Un assassinat, point de départ d'une grave crise sécuritaire et politique
Pour rappel, le 7 juillet 2021, Jovenel Moïse avait été tué par balle dans sa résidence privée, à l'âge de 53 ans, par un commando de plus de 20 personnes, principalement des mercenaires colombiens, sans que ses gardes du corps n'interviennent.
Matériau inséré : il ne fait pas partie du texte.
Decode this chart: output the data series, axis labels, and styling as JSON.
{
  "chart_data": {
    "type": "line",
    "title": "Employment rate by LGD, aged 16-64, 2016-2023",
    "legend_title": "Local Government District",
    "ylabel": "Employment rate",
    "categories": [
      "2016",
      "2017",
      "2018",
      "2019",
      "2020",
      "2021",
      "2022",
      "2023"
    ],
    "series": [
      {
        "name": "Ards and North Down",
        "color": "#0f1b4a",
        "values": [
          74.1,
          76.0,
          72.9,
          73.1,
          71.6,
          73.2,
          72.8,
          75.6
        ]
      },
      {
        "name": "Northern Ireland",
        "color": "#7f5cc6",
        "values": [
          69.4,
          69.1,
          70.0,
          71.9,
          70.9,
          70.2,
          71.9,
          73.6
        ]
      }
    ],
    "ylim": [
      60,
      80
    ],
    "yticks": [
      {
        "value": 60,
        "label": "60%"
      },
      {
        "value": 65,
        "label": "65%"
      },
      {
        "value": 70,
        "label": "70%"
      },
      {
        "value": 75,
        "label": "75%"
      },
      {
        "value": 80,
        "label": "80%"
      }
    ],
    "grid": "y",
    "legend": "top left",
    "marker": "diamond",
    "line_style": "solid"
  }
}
Martine Moïse avait elle-même été blessée lors de l'attaque.
Le 9 février, Joseph Vincent, un Américano-Haïtien accusé d'avoir participé à son assassinat, a été condamné en Floride, aux Etats-Unis, à la réclusion criminelle à perpétuité.
La justice américaine avait lancé des poursuites visant 11 personnes accusées d'être mêlées à l'assassinat, au motif que le complot avait été ourdi en Floride. Quatre d'entre elles ont été condamnées à la prison à vie, dont Joseph Vincent qui avait plaidé coupable en décembre.
Depuis plusieurs mois, voire années, Haïti fait face à une grave crise politique, sécuritaire et humanitaire, des gangs armés ayant pris le contrôle de pans entiers du pays. Dans ce contexte, le nombre d'homicides a plus que doublé en 2023 ; l'assassinat de Jovenel Moise a plongé le pays le plus pauvre du continent américain encore davantage dans le chaos.